Americans benefited from the new turnpikes; however, it was not yet economical to ship bulky goods by land across the great distances in America. Businessmen and inventors began concentrating on improving water transportation. In 1807, Robert Fulton sent the first commercially successful steamboat, the Clermont, from New York City up the Hudson River to Albany. Skeptics initially thought the project would never work and nicknamed the boat “Fulton’s Folly.” The Clermont made the run of 150 miles at about five miles an hour, proving that it was an efficient vessel. Thereafter, use of the steamboat spread rapidly, with steamers making the run from New Orleans as far north as Ohio. By 1830, there were more than 200 steamers on the Mississippi.
As early as the 1820s, the successes of the steamboat were clear. Steamboats played a vital role in opening the west and south to further settlement. They stimulated the agricultural economy of the west by providing better access to markets at a lower cost. Farmers quickly bought land near navigable rivers, because they could now easily ship their produce out. Villages at strategic points along the waterways evolved into centers of commerce and urban life. In the 1830s and 1840s, the port of New Orleans grew to lead all others in exports.
Steamboats were also much more comfortable than other forms of land transportation at the time. The General Pike, launched in 1819, set the standard for luxurious steamers with marble columns, thick carpets, ornate mirrors, and plush curtains. Luxury steamers evolved into floating palaces where passengers could dine, drink, dance, and gamble as they traveled to their destinations.
While steamboats were conquering western rivers, canals were under construction in the northeast to further improve the transportation network. In 1817, the New York legislature endorsed Governor DeWitt Clinton’s plan for connecting the Hudson River with Lake Erie—the Erie Canal. Completed in 1825, the canal ran 363 miles from Albany to Buffalo. The completion of the canal reduced travel time from New York City to Buffalo from 20 days to six, reduced the cost of moving a ton of freight from $100 to $5, and moved the country a step closer to linking the Mississippi Valley and the Atlantic Ocean. The canal also provided a water route from New York to Chicago, via the Great Lakes, and marked the beginning of Chicago’s rapid growth.
The Erie Canal was immediately a financial success, paying for itself within seven years. The success of the “Big Ditch” sparked a canal-building mania that lasted for more than a decade and resulted in around 3,000 miles of waterways by 1840. Ohio built the Ohio and Erie Canal, running from the Ohio River to Cleveland, and Indiana built the Wabash and Erie Canal. Both were feeders that supplied farmers west of the Appalachians with water connections to the east.
The Erie Canal had broad economic implications. The value of land along the route increased, new cities in New York such as Rochester and Syracuse sprang up, industry in New York boomed, and farming in the Old Northwest attracted thousands of newcomers who could now easily ship their goods to market on the east coast.

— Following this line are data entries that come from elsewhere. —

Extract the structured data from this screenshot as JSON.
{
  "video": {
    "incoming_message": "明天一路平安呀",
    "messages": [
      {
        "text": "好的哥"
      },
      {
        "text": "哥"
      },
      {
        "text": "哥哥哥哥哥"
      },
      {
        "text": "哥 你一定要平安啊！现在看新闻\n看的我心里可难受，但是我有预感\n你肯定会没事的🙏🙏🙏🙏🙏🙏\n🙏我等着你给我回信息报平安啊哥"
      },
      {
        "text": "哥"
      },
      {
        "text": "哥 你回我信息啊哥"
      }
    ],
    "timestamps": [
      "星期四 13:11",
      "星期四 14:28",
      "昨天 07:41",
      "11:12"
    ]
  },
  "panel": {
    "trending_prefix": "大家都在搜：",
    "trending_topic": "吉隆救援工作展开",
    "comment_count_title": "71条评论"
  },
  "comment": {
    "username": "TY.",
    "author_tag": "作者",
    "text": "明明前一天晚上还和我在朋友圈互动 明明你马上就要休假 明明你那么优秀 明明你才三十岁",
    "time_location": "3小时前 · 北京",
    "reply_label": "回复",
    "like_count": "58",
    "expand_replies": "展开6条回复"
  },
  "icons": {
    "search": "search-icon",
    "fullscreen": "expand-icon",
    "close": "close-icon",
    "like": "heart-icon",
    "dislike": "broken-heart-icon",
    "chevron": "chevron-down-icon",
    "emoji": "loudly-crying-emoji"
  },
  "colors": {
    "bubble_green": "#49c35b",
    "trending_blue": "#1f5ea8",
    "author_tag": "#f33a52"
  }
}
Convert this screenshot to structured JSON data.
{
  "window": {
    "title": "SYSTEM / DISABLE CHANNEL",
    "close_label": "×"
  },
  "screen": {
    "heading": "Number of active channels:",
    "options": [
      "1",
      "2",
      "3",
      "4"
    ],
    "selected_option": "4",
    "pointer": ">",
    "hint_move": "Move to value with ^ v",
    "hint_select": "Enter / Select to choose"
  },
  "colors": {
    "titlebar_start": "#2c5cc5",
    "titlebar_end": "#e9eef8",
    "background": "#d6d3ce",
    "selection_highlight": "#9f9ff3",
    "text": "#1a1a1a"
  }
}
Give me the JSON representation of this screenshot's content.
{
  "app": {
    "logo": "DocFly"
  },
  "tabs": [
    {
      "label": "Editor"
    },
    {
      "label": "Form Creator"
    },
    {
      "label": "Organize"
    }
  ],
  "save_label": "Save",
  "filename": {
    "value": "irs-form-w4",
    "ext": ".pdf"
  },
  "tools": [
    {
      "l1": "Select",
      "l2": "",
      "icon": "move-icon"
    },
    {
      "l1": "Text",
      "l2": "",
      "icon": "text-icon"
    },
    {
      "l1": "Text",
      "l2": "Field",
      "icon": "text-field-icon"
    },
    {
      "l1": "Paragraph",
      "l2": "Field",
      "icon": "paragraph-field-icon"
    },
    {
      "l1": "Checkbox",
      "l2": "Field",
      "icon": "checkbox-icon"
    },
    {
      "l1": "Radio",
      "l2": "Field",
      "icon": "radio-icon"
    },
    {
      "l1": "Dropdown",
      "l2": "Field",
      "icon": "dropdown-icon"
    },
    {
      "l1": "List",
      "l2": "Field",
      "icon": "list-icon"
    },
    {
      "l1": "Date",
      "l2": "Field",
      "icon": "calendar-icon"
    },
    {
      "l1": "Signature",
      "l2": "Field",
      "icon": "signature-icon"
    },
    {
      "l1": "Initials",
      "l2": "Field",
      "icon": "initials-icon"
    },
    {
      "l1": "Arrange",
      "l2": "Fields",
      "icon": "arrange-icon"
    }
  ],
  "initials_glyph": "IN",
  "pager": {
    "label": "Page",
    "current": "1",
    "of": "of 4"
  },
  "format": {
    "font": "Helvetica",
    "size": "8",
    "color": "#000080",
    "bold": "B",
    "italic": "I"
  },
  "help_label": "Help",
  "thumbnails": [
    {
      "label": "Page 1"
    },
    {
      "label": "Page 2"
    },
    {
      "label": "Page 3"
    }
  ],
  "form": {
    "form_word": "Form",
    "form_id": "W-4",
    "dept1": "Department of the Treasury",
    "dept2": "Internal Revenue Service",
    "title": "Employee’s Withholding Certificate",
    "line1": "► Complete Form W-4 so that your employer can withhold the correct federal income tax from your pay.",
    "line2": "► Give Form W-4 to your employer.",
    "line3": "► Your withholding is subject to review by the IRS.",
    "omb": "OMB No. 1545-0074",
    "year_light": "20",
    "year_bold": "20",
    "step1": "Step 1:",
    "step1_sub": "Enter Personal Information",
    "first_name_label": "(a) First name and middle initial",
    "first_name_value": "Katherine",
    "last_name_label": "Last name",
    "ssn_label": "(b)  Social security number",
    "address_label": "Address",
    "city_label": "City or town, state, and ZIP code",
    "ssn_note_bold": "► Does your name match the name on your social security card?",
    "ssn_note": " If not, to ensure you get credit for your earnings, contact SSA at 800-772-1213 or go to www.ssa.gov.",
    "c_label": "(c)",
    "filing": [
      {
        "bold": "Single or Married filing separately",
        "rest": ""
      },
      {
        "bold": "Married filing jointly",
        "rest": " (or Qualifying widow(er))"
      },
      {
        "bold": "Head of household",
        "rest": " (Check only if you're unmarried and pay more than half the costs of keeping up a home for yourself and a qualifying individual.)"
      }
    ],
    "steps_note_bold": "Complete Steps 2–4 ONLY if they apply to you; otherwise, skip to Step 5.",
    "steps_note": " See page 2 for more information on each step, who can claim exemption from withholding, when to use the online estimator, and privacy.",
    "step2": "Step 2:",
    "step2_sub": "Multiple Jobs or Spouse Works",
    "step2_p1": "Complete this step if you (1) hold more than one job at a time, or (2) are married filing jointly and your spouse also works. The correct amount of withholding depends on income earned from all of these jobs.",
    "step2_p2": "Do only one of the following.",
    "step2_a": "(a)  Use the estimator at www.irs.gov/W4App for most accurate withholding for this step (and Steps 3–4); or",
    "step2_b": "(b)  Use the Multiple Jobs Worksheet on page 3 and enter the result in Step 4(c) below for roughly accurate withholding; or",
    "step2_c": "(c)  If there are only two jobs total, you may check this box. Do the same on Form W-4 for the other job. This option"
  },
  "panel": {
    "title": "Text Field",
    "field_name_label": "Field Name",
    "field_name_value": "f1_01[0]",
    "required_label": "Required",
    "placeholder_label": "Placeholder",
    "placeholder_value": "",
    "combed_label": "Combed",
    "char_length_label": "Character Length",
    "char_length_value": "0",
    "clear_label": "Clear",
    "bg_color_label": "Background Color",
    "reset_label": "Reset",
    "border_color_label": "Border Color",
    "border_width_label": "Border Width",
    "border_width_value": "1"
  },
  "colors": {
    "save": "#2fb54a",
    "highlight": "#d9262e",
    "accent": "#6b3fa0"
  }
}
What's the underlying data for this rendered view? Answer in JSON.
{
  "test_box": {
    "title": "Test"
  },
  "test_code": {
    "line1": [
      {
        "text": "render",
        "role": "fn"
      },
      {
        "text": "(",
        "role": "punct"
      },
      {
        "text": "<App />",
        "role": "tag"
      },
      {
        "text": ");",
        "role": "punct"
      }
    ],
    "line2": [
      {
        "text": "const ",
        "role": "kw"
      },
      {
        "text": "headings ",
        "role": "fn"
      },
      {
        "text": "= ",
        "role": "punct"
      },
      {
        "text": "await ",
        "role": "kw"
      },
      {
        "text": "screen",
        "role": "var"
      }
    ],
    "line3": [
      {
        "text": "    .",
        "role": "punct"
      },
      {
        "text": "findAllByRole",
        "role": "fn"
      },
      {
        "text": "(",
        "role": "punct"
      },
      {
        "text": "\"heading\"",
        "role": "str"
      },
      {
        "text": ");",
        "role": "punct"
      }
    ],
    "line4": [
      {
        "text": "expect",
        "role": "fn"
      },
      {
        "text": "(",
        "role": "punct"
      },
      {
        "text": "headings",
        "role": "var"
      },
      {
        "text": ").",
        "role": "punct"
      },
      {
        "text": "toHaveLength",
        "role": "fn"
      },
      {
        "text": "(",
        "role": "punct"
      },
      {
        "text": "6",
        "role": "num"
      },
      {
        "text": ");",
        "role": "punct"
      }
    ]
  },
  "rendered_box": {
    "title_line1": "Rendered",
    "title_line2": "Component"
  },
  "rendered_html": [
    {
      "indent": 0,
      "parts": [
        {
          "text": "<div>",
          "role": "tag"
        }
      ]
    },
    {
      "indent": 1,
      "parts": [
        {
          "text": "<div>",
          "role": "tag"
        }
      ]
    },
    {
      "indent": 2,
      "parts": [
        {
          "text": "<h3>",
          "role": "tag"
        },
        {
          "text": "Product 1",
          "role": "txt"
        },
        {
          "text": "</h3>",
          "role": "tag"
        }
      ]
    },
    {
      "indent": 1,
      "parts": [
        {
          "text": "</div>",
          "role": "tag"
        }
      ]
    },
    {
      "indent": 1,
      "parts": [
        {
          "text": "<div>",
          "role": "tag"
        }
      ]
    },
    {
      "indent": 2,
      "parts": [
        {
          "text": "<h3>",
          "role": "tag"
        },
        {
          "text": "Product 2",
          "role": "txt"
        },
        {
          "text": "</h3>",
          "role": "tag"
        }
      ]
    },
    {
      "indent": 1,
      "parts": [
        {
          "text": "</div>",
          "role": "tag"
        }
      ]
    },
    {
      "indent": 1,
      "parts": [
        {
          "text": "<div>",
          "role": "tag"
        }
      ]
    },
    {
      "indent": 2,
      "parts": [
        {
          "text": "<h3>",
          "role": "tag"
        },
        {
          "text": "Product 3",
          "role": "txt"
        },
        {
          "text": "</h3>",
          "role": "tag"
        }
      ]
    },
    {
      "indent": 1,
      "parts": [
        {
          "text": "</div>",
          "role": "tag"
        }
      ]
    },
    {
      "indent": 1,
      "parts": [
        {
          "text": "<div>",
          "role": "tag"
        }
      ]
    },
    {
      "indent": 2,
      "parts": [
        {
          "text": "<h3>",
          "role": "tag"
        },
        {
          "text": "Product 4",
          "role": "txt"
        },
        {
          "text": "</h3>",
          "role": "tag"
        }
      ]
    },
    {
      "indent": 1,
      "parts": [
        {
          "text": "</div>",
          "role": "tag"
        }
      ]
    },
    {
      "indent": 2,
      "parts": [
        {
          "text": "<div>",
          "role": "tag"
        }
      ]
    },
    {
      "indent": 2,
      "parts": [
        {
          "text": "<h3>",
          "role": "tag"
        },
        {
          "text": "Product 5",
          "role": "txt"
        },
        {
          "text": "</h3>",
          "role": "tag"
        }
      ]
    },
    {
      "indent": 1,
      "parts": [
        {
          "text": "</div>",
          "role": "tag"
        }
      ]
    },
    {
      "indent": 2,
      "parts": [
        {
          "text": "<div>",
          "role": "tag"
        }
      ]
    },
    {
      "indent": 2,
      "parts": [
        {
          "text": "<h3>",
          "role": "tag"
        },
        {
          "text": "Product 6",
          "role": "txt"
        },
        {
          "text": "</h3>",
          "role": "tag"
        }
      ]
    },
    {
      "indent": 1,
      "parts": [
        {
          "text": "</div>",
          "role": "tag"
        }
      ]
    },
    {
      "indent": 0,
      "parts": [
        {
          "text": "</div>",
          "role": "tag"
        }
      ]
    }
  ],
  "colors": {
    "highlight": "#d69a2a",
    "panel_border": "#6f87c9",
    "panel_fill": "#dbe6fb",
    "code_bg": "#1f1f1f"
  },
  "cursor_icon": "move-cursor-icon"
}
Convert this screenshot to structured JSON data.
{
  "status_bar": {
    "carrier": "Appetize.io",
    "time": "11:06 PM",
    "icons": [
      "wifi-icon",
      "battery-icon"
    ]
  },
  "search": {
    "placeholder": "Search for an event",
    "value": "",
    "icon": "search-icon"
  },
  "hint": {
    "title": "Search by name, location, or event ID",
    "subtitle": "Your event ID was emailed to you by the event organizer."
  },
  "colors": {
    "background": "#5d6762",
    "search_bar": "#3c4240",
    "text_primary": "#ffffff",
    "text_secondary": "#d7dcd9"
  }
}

Both the turnpike and the canal contributed to the emerging national economy, but the most significant development was the railroad. Railroads were faster and cheaper than canals to construct, and they did not freeze over in the winter. Since many states had overextended by borrowing heavily to finance their canals, much of the early railroad growth was developed by private investors.
In 1828, development of the first railroad began in Baltimore, and four years later the Baltimore and Ohio (B&O) Railroad reached 73 miles. By 1833, the Charleston and Hamburg Railroad extended 136 miles west of Charleston. The Panic of 1837 slowed railroad construction, but by 1840 the United States had over 3,000 miles of tracks, nearly double the mileage in all of Europe. And by 1860, the U.S. saw development of over 30,000 miles of railroad tracks, three-fourths of which were in the industrializing north. There were several southern railway lines, but no one single southern railway system.
Early railroad pioneers faced several challenges: Tracks with steep grades and sharp curves required more powerful locomotives, sparks from wood-burning engines caused fires, brakes were ineffective, and wooden rails topped with iron straps wore out quickly and broke loose, causing dangerous crashes. The intent of most early railroad builders had been to monopolize the trade of certain districts, not to establish connections with competing centers, so few of the tracks were coordinated into railroad systems. Frequently, railroads went so far as to use tracks of different widths to prevent other lines from using their tracks.
Eventually, all of these railway obstacles were overcome. Modifications in locomotive design enabled trains to negotiate sharp curves, engines that could burn hard coal appeared, better brakes were developed, and the iron T-rail combined with crossties increased durability of the tracks. Rail gauges also gradually became standardized, linking the various rail lines together.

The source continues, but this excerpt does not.